Larsen exhibits photographs, videos and paintings in San Francisco, New York City, Los Angeles, Honolulu, and Chicago. She employs a wide variety of materials and digital tools.

===Works===
- 2008: The German Eye in America. Using digital tools directed through the internet to study German photography in America, Sally Larsen proposes that genetic memory and epigenetic issues sway aesthetics. The physical basis for the study center is a library of books and magazines which contain published photographs of the Americas taken by German-born photographers. This ongoing project utilizes the internet and clearly defined determining factors to propose and assemble a comprehensive visual data mine involving more than 500 photographers and spanning 160 years.
- 2006: DNA: the Diaspora of Native Americans. Sally Larsen poses questions about the genetics of aesthetics and the confluence of art and genetics. Her ongoing DNA email campaign proposes to unite all Native Americans via DNA testing to self define the greater Diaspora of Native Americans.
- 2001: Jizo Series. In the wake of the September 11 attacks, Larsen began a large-scale C- print series which melds her photographic oeuvre with expressive hi-color gluon paintings.

==During the 1980s and 1990s==
- 2000: Millenniumm Time Capsule and Water, a Word Worth a Thousand Pictures at the Oakland Museum of California use multi-media to explore the complex issue of water.
- 2000: In the Manner of Animals celebrates twenty years of Chinese cultural exploration and martial art study with The Little Fighting Man Series.
- 1993: Japlish presents 10 years of Sally Larsen's Asian photography from the streets of Tokyo, Osaka and Kyoto.
- 1991: Sally Larsen exhibits orotone prints of photographs taken in an infamous Tokyo cabaret known as Shiroi Heya or The White Room.
- 1990: Transformer becomes the first digital fine art print included in the permanent collection of the New York City Metropolitan Museum of Art.
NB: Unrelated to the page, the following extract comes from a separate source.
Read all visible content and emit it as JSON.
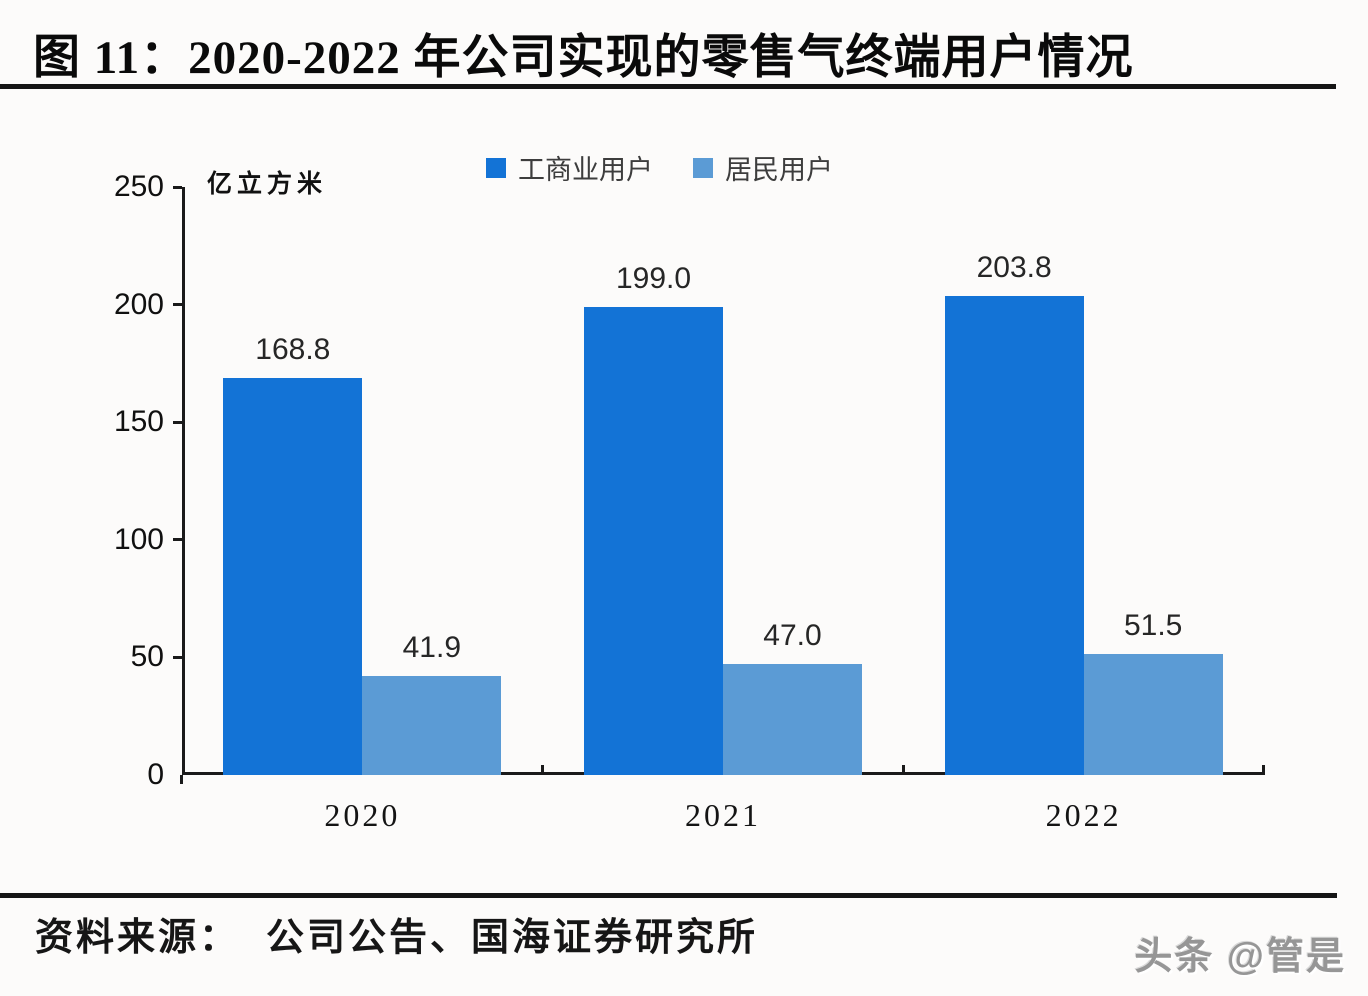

Working with David Coons and Graham Nash, Sally Larsen creates the Transformer series of Iris Ink jet prints in 1989. She had begun experimenting with digital imaging in the mid-1980s.
- 1982: Sally Larsen begins an ongoing series of monochrome images presented as orotone photographs (gold-leafed gelatin silver prints on glass).
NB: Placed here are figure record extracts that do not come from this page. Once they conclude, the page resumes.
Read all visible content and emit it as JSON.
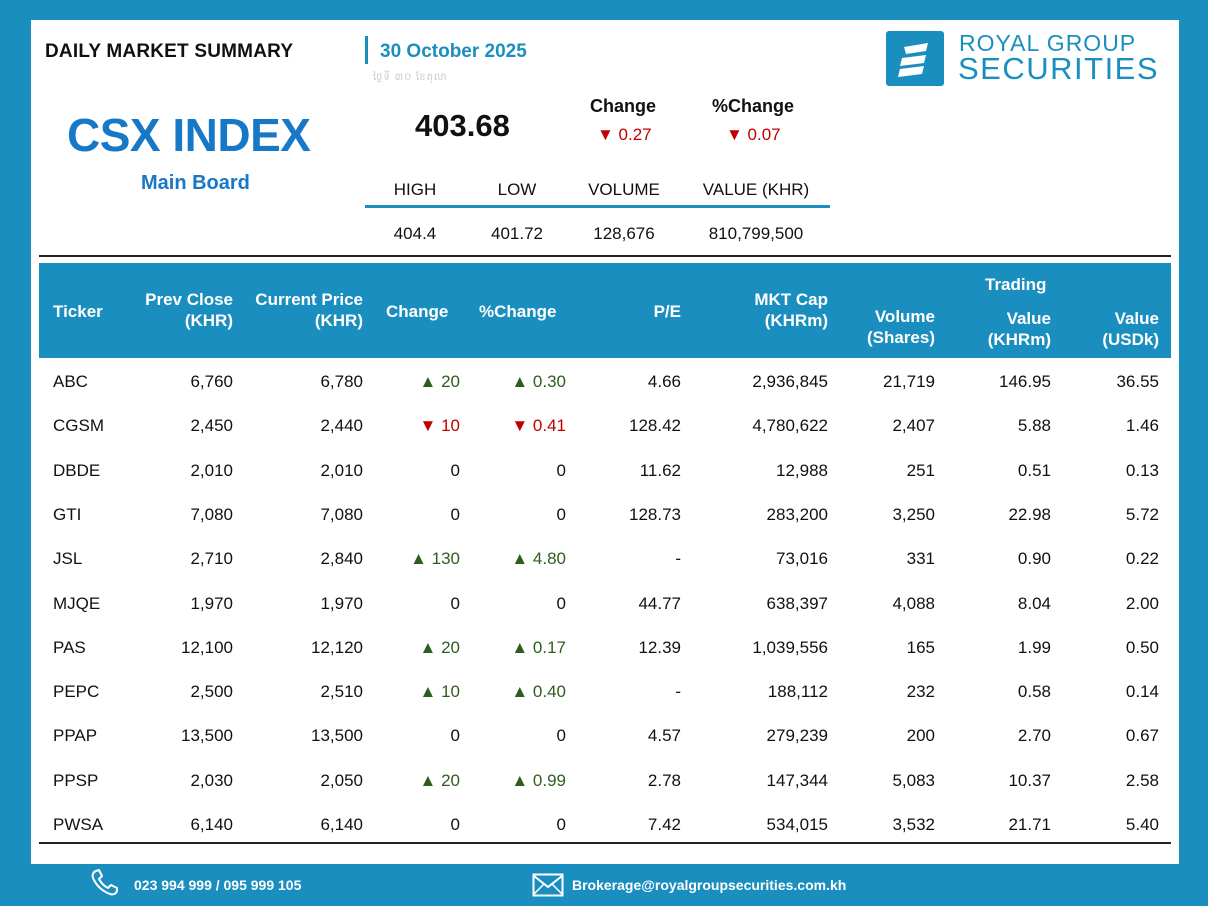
{
  "header": {
    "title": "DAILY MARKET SUMMARY",
    "date": "30 October 2025",
    "subtext": "ថ្ងៃទី ៣០ ខែតុលា"
  },
  "brand": {
    "line1": "ROYAL GROUP",
    "line2": "SECURITIES",
    "icon": "royal-group-logo-icon",
    "color": "#1a8fbf"
  },
  "index": {
    "name": "CSX INDEX",
    "board": "Main Board",
    "value": "403.68",
    "change_label": "Change",
    "pchange_label": "%Change",
    "change": "▼ 0.27",
    "pchange": "▼ 0.07",
    "stats": [
      {
        "label": "HIGH",
        "value": "404.4"
      },
      {
        "label": "LOW",
        "value": "401.72"
      },
      {
        "label": "VOLUME",
        "value": "128,676"
      },
      {
        "label": "VALUE (KHR)",
        "value": "810,799,500"
      }
    ]
  },
  "table": {
    "headers": {
      "ticker": "Ticker",
      "prev_close_1": "Prev Close",
      "prev_close_2": "(KHR)",
      "current_price_1": "Current Price",
      "current_price_2": "(KHR)",
      "change": "Change",
      "pchange": "%Change",
      "pe": "P/E",
      "mktcap_1": "MKT Cap",
      "mktcap_2": "(KHRm)",
      "volume_1": "Volume",
      "volume_2": "(Shares)",
      "trading": "Trading",
      "value_khr_1": "Value",
      "value_khr_2": "(KHRm)",
      "value_usd_1": "Value",
      "value_usd_2": "(USDk)"
    },
    "rows": [
      {
        "ticker": "ABC",
        "prev": "6,760",
        "cur": "6,780",
        "chg": "▲ 20",
        "pchg": "▲ 0.30",
        "dir": "up",
        "pe": "4.66",
        "mcap": "2,936,845",
        "vol": "21,719",
        "vkhr": "146.95",
        "vusd": "36.55"
      },
      {
        "ticker": "CGSM",
        "prev": "2,450",
        "cur": "2,440",
        "chg": "▼ 10",
        "pchg": "▼ 0.41",
        "dir": "dn",
        "pe": "128.42",
        "mcap": "4,780,622",
        "vol": "2,407",
        "vkhr": "5.88",
        "vusd": "1.46"
      },
      {
        "ticker": "DBDE",
        "prev": "2,010",
        "cur": "2,010",
        "chg": "0",
        "pchg": "0",
        "dir": "flat",
        "pe": "11.62",
        "mcap": "12,988",
        "vol": "251",
        "vkhr": "0.51",
        "vusd": "0.13"
      },
      {
        "ticker": "GTI",
        "prev": "7,080",
        "cur": "7,080",
        "chg": "0",
        "pchg": "0",
        "dir": "flat",
        "pe": "128.73",
        "mcap": "283,200",
        "vol": "3,250",
        "vkhr": "22.98",
        "vusd": "5.72"
      },
      {
        "ticker": "JSL",
        "prev": "2,710",
        "cur": "2,840",
        "chg": "▲ 130",
        "pchg": "▲ 4.80",
        "dir": "up",
        "pe": "-",
        "mcap": "73,016",
        "vol": "331",
        "vkhr": "0.90",
        "vusd": "0.22"
      },
      {
        "ticker": "MJQE",
        "prev": "1,970",
        "cur": "1,970",
        "chg": "0",
        "pchg": "0",
        "dir": "flat",
        "pe": "44.77",
        "mcap": "638,397",
        "vol": "4,088",
        "vkhr": "8.04",
        "vusd": "2.00"
      },
      {
        "ticker": "PAS",
        "prev": "12,100",
        "cur": "12,120",
        "chg": "▲ 20",
        "pchg": "▲ 0.17",
        "dir": "up",
        "pe": "12.39",
        "mcap": "1,039,556",
        "vol": "165",
        "vkhr": "1.99",
        "vusd": "0.50"
      },
      {
        "ticker": "PEPC",
        "prev": "2,500",
        "cur": "2,510",
        "chg": "▲ 10",
        "pchg": "▲ 0.40",
        "dir": "up",
        "pe": "-",
        "mcap": "188,112",
        "vol": "232",
        "vkhr": "0.58",
        "vusd": "0.14"
      },
      {
        "ticker": "PPAP",
        "prev": "13,500",
        "cur": "13,500",
        "chg": "0",
        "pchg": "0",
        "dir": "flat",
        "pe": "4.57",
        "mcap": "279,239",
        "vol": "200",
        "vkhr": "2.70",
        "vusd": "0.67"
      },
      {
        "ticker": "PPSP",
        "prev": "2,030",
        "cur": "2,050",
        "chg": "▲ 20",
        "pchg": "▲ 0.99",
        "dir": "up",
        "pe": "2.78",
        "mcap": "147,344",
        "vol": "5,083",
        "vkhr": "10.37",
        "vusd": "2.58"
      },
      {
        "ticker": "PWSA",
        "prev": "6,140",
        "cur": "6,140",
        "chg": "0",
        "pchg": "0",
        "dir": "flat",
        "pe": "7.42",
        "mcap": "534,015",
        "vol": "3,532",
        "vkhr": "21.71",
        "vusd": "5.40"
      }
    ]
  },
  "footer": {
    "phone": "023 994 999 / 095 999 105",
    "email": "Brokerage@royalgroupsecurities.com.kh",
    "phone_icon": "phone-icon",
    "mail_icon": "mail-icon"
  },
  "colors": {
    "accent": "#1a8fbf",
    "index_blue": "#1878c8",
    "up": "#2e5e1e",
    "down": "#c00000"
  }
}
==Installations with projected video frescos==
San Francisco (Yerba Buena Center Surf Trip 2000); Oakland (Oakland Museum Millennium Time Capsule 2000); Los Angeles (Bergemot Station Surf Trip 2001); and Seattle (Sacred Circle Big Bang 2001).

==Publications==
- 1993: Japlish (Pomegranate Art Books, San Francisco 1993; ISBN 1-56640-454-1) photographic monograph on Japanese T-shirt culture. Introduction by Neeli Cherkovski.
- 2000: -ine poems & In the Manner of Animals (Solo Zone 2000) features The Little Fighting Man / Hsin I series of orotone photographs. With Bartolomé Alberti.